Allen has led by example in building a stronger alumni community, taking every opportunity to promote alumni events in the U.S. and internationally, generating financial and fan support for Rice Athletics, and mentoring current student athletes and recent grads. Allen established and chaired the Rice Football Alumni Gulf Offshore Fishing Trip in 2015, served as a “Resumayhem” volunteer with the Center for Career Development and co-chairs the Rice Football Alumni Tailgate group, which he founded. “Justin is the quintessential Rice brand ambassador, both in action and in words,” wrote a nominator.
Dr. Hashim Zaidi ’11
Both before and after his time at Rice, Zaidi has dedicated his time to mentoring the next generation of Rice-educated doctors and physicians. A member of Will Rice College, Zaidi was an active member of Rice University Emergency Medical Services (REMS) starting as a freshman. Upon earning his advanced EMT certification, he was selected to serve as an “in-charge” supervisor, an honor only given to a handful of REMS members each year. As REMS captain his senior year, Zaidi helped grow REMS by 15% and secured a $300,000 grant for a 10-year education fund.

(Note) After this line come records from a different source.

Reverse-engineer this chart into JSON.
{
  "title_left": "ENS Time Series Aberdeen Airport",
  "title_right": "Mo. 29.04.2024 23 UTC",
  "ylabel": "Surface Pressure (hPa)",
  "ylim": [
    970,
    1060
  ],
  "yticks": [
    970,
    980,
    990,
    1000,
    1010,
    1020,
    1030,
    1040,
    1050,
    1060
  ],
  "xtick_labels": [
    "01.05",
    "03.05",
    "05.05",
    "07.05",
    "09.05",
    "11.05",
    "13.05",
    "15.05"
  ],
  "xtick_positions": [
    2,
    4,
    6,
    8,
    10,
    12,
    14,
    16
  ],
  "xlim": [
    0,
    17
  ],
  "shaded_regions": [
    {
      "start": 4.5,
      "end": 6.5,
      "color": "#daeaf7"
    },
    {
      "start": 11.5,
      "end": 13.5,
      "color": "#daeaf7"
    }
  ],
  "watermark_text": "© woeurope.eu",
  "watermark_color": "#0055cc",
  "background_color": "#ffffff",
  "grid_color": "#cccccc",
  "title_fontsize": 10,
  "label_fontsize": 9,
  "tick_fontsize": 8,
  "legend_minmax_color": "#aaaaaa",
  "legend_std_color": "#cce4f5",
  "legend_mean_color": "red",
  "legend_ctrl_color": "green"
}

Zaidi remained actively involved with Rice while he earned his M.D. at Baylor College of Medicine and while completing his emergency medicine residency at Northwestern University. From afar, he mentored REMS student volunteers, taught Continuing Medical Education (CME) classes over Zoom and helped train new in-charges. Zaidi returned to Houston in 2020 as an assistant professor of emergency medicine and emergency medical service at UT Health Houston. He now serves as medical director for the Harris Health System EMS and Transfer Center, and continues to teach CME classes and train REMS members. In 2021, Zaidi took on the role of associate medical director for REMS, developing protocols and providing medical oversight for the organization.
“Giving back to REMS truly brings him joy, and his passion for teaching and mentorship is contagious,” one nominator wrote. “Hashim has been and continues to be a role model for hundreds of REMS students and alumni.”